Quote from: GRIMMy game Cloak of Steel has mecha MADE from zombies. Does that count?

YotZ has (optional) giant robots

I haven't yet managed to have them piloted by Japanese Lesbianstripperninjas, but I'm working on it

Edit: honking great typo
 

mattormeg

Quote from: fonkaygarryThat could go anywhere.  Zombies are a monster, not shorthand for apocalyptic morality plays.

zzzziiinnng!

Hastur T. Fannon

Quote from: fonkaygarryZombies are a monster, not shorthand for apocalyptic morality plays.

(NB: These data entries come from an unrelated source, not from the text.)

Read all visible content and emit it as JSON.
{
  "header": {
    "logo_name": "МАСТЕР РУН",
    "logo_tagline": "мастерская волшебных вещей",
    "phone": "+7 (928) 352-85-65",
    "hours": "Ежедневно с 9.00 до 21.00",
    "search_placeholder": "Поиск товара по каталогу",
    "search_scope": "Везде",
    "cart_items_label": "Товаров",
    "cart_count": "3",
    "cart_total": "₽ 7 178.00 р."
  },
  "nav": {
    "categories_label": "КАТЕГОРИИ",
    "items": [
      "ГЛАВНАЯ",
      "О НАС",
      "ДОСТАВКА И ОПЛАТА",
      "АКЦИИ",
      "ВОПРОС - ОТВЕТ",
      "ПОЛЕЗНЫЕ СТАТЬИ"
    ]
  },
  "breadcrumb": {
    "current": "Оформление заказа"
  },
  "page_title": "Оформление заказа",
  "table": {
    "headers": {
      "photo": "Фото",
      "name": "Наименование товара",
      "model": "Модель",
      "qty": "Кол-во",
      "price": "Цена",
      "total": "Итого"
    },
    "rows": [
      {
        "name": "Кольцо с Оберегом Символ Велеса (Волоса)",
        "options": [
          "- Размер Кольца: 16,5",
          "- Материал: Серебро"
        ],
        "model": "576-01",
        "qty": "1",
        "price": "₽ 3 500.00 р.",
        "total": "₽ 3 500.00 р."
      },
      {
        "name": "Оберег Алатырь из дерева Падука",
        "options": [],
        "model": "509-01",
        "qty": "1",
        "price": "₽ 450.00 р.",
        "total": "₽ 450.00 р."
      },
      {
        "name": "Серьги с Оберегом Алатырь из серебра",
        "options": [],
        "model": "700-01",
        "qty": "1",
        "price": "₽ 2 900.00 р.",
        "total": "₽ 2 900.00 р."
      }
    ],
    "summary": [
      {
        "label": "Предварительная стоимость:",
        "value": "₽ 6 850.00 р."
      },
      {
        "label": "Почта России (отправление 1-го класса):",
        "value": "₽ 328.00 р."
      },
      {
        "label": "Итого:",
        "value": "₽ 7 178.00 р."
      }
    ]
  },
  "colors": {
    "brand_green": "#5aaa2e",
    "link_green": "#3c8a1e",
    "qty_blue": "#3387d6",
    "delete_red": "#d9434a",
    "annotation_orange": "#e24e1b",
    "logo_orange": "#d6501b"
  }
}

If you do that then you're wasting a good trope.

(Personally I consider zombies to be an environmental hazard)
 

fonkaygarry

Yet my Mystara RomCom goes unremarked?

Pearls before swine, I tells ya.

Truth be told, I just don't like zombies.  As far as apocalyptic fiction goes, I rank them far below Mad Max wastelands.  I greatly prefer "Ah'll droive that tankah!" to people screaming at each other in the locked building of your choice.
teamchimp: I'm doing problem sets concerning inbreeding and effective population size.....I absolutely know this will get me the hot bitches.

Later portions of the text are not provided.